Darren Wilson resigned without severance pay ‘over credible threats to his collegues’

Ferguson police officer Darren Wilson resigned from the force because of threats against his colleagues, his lawyer said on Sunday, as it emerged he will not receive any severance pay.

Mr Wilson, 28, whom a grand jury chose not to indict in the shooting death of unarmed 18-year-old Michael Brown in the St Louis, Missouri, suburb on August 9, officially quit the force on Saturday.

On Sunday, his lawyer, Neil Bruntrager, revealed he chose to resign after being made aware of threats that his fellow officers would be harmed if he stayed in the force.

It comes as Ferguson Mayor James Knowles has announced that Mr Wilson will not receive further pay nor benefits following his resignation, which he deemed a ‘personal’, not official, matter.

Speaking at a news conference, Mr Knowles added that the city is implementing a new scholarship scheme through which it hopes to recruit a higher number of African-American police officers.

The scheme will aim to ‘make the department more inclusive of the community’, he said, adding that a police explorer program will also be introduced to schools in the area by 2015.

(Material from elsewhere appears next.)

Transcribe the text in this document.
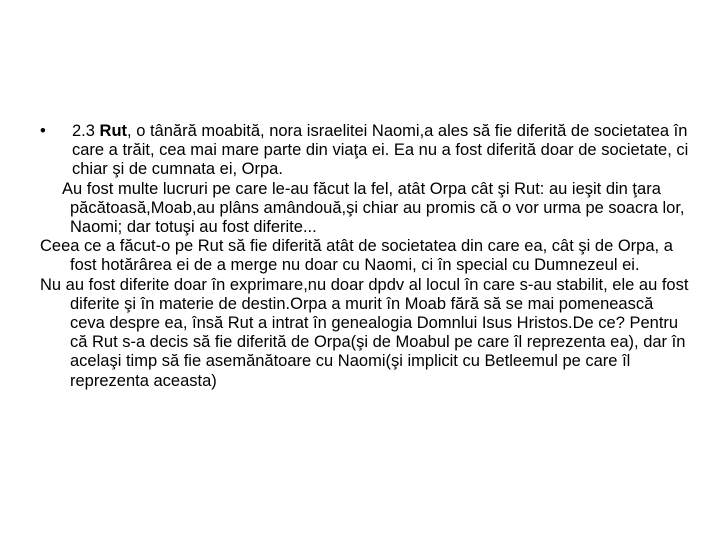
•	2.3 Rut, o tânără moabită, nora israelitei Naomi,a ales să fie diferită de societatea în care a trăit, cea mai mare parte din viaţa ei. Ea nu a fost diferită doar de societate, ci chiar şi de cumnata ei, Orpa.

Au fost multe lucruri pe care le-au făcut la fel, atât Orpa cât şi Rut: au ieşit din ţara păcătoasă,Moab,au plâns amândouă,şi chiar au promis că o vor urma pe soacra lor, Naomi; dar totuşi au fost diferite...

Ceea ce a făcut-o pe Rut să fie diferită atât de societatea din care ea, cât şi de Orpa, a fost hotărârea ei de a merge nu doar cu Naomi, ci în special cu Dumnezeul ei.

Nu au fost diferite doar în exprimare,nu doar dpdv al locul în care s-au stabilit, ele au fost diferite şi în materie de destin.Orpa a murit în Moab fără să se mai pomenească ceva despre ea, însă Rut a intrat în genealogia Domnlui Isus Hristos.De ce? Pentru că Rut s-a decis să fie diferită de Orpa(şi de Moabul pe care îl reprezenta ea), dar în acelaşi timp să fie asemănătoare cu Naomi(şi implicit cu Betleemul pe care îl reprezenta aceasta)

On Monday, a grand jury decided not to indict Mr Wilson for shooting to death Brown, who is black, in a move that has sparked violent demonstrations across more than 170 American cities.

The verdict, announced by St Louis Prosecuting Attorney Bob McCulloch, has also galvanized critics of the way police and the U.S. criminal justice system treat African-Americans and other minorities.

Following the announcement, Mr Wilson, who maintains he shot Brown in self-defense, was placed on administrative leave from the police department. He was also put in seclusion.

Speaking on Sunday, Mr Bruntrager said Ferguson’s police chief, Thomas Jackson, had recently told Mr Wilson he had information suggesting other officers would be harmed if he stayed on the force.

‘The information we had was that there would be actions targeting the Ferguson (police) department or buildings in Ferguson related to the police department,’ he said.

‘When Darren was told that, he simply said, “That’s enough”, and it was time to resign.’

During the news conference, Mr Knowles acknowledged that a number of ‘egregious’ threats had been made against Ferguson police, but he denied that the city asked the officer to leave the force.

In a letter published by the St. Louis Post-Dispatch on Saturday, Mr Wilson said he had wanted to wait until after the grand jury’s decision before deciding whether to quit.

Nevertheless, his departure was long anticipated because of the potential risks to his own safety and the deep rifts that have surfaced between police and the African-American community.

‘For obvious reasons, I wanted to wait until the grand jury made their decision before I officially made my decision to resign,’ Mr Wilson wrote in his letter of resignation.

‘It was my hope to continue in police work, but the safety of other police officers and the community are of paramount importance to me.’

He added: ‘It is my hope that my resignation will allow the community to heal. I would like to thank all of my supporters and fellow officers throughout this process.’

Some critics are now campaigning for Mr Jackson to resign as well to promote reconciliation in Ferguson, where most residents are black and the police force are mostly white.

‘I think it’s impossible for this community to move forward with him still in that role,’ said St. Louis Alderman Antonio French on ABC’s ‘This Week’.

But when asked during Sunday’s news conference if there were any changes planned in the suburb’s leadership, Mr Knowles said there were not.

Speaking to the Associated Press earlier on Sunday, Benjamin Crump, an attorney for Mr Brown’s family, said Mr Wilson’s resignation was not a surprise.

‘It was always believed that the police officer would do what was in his best interest, both personally and professionally,’ Mr Crump said.